Clearly this is a much more nuanced view than the idea that the US set-up the 9/11 attacks so as to provide an excuse to invade oil-rich countries, which was necessary because total oil supplies are peaking and will soon run out.

Tarpley's thesis fits in the neocons much better than the Peak Oil theory, and certainly the neocons are an important group who was pushing for more aggressive US military responses around the world and was looking for a spark or a new "Pearl Harbor".

Personally, I have tended to disbelieve the doomsday aspects to the Peak Oil theory, and thus Tarpley's thesis makes somewhat more sense to me.

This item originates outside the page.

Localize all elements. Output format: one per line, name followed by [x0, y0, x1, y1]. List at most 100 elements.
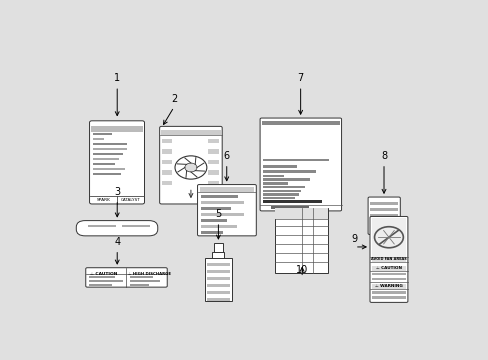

Further, Tarpley posits that rather than wanting the Muslim world to democratize and modernize, the Anglo-US elites want destabilized Muslim countries. The reason being that modern forward-looking Muslim countries would look away from the US for economic development and seek separate economic accords with Europe, Japan and large third-world countries like Brazil. Thus, by fomenting Islamic fundamentalism, the US can keep Muslim countries backwards and isolated, and dependent upon the US. From this point of view, the US war in Iraq has been a smashing success-- in that rather than truly democratizing Iraq, the country is likely to be very unstable and ruled by backwards-looking Islamic leaders. Thus, Iraq is ripe for the picking by colonial powers such as the US. Moreover, the anti-American anger created by the US invasion of Iraq also plays right into the hands of this US strategy.

Note then, the false criticism waged by prominent US Democrats-- that the Iraq war will spark more instability and Islamic fundamentalism. The reason that this is a false criticism is because it misses the key point that this instability is exactly what the American elites and the neocons want. A major problem with US Democrats, it seems, is their ability to miss the big picture-- most acutely with Bush's "war on terror". If they do see the big picture, they are afraid to articulate it-- much to our detriment as a society.

Perhaps Democrats are more-or-less resigned to this imperial US policy-- they enjoy the benefits too-- and are content to merely criticize the sick US foreign policy around the edges for political purposes. If so, shame on them.

Not that Democrats are the major problem. That distinction obviously belongs to the evil and rapacious tendencies of the US elites, and their representatives in the Bush administration. But Democrats, by and large, are clearly enablers of these policies.

The ultimate goal the US elites and neocons is to maintain US world domination. The major obstacles to world domination are China (because of its population and incredible economic growth potential) and the Muslim world (for its control of oil supplies and huge population). Since China is highly militarized and has nuclear weapons, it is likely suicidal for the US to directly take on China. The US strategy therefore seems to be to take on the Muslim world, which is more ripe for domination, and in so doing, control much of the world's oil supply-- on which China is dependent for its growth. In other words, by taking on the Muslim world, they hope to kill two birds with one stone.

Whether the US elites and neocons can actually succeed in this or not is another question. Iran will be key for them-- especially in light of newly developing relations between Iran and China. Clearly, however, we are looking at a future with large-scale global tensions, perhaps played out slowly over the next decade rather than in the next four years.